Boko Haram militants in north-east Nigeria have sent out four times as many child suicide bombers this year as they used the whole of 2016, the United Nations Children’s Fund said.
Eighty-three children were used as bombers since January 1, 2017, UNICEF said. Of those, 55 were girls, mostly under 15 and 27 were boys. One was a baby strapped to a girl. Nineteen children were used last year, UNICEF said.
The Boko Haram insurgency, now in its eighth year, has claimed over 20,000 lives and forced more than two million people to flee over an eight year period.
The frequency of suicide bomb attacks in north-eastern Nigeria has increased in the past few weeks, killing at least 170 people since June 1, according to a Reuters tally.
In a statement UNICEF said it was “extremely concerned about an appalling increase in the cruel and calculated use of children, especially girls, as ‘human bombs’ in north-east Nigeria. The use of children in this way is an atrocity”.

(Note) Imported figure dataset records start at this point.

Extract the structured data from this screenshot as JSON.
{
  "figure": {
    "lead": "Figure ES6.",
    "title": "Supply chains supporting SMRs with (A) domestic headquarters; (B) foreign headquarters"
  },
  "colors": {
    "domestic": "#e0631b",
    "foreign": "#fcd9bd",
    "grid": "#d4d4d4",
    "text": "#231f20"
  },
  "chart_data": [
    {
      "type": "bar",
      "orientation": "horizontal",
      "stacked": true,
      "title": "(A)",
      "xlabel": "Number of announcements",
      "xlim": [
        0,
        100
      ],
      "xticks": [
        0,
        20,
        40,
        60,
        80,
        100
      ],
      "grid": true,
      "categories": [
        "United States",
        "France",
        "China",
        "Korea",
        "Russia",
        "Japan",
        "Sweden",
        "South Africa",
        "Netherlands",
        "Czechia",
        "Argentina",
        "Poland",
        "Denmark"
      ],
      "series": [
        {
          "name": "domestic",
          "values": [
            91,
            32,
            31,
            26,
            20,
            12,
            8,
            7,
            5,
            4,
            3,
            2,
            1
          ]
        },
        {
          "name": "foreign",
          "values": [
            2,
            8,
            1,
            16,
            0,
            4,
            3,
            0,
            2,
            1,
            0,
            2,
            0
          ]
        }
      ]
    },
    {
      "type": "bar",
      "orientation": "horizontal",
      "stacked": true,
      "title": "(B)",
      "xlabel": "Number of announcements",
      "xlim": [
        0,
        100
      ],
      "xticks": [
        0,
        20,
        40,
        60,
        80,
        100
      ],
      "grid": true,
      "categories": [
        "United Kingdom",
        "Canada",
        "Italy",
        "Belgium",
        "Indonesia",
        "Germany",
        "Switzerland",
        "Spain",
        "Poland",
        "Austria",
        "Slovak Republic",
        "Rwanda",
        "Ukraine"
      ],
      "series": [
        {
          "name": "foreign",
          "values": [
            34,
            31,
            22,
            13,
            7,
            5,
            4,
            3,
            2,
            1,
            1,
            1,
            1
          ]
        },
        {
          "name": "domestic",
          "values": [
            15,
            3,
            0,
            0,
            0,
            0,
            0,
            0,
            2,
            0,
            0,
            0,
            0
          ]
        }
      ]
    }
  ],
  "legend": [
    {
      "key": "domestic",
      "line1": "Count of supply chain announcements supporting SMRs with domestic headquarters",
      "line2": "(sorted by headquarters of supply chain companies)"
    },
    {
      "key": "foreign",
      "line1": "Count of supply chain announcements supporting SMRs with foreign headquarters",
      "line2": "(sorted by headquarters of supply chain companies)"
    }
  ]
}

Boko Haram is trying to create an Islamic state in the Lake Chad region, which spans parts of Nigeria, Niger, Cameroon and Chad. It gained notoriety by abducting more than 200 girls from Chibok in April 2014. Aid groups say it has kidnapped thousands more adults and children.
Children who escape are often held by authorities or ostracised by their communities and families. Nigerian aid worker Rebecca Dali, who runs an agency offering counselling for abductees, said children as young as four were among 209 escapees her organisation has helped since 2015.
“They are highly traumatised,” Dali told Reuters at the United Nations in Geneva, where she received an award from the Sergio Vieira de Mello Foundation for humanitarian work.
Her team, which includes former police officers, identified some returnees as trained as suicide bombers.
“There were two girls taught by Boko Haram to be suicide bombers … The girls confirmed they were taught their life was not worth living, if they die detonating the bomb and killing a lot of people, then their lives will be profitable,” Dali said.
Some 450,000 children are also at risk of life-threatening malnutrition in 2017 by the end of the year in north-east Nigeria, UNICEF said.
Nigerian President Muhammadu Buhari said on Monday the country would “reinforce and reinvigorate” its fight against the group following the latest wave of attacks.
Analysts say the Boko Haram faction led by Abubakar Shekau may have been paid ransom by the government for the release of 82 of Chibok girls in May, which then was used to buy weapons and recruit fighters. The government did not disclose details of the negotiations.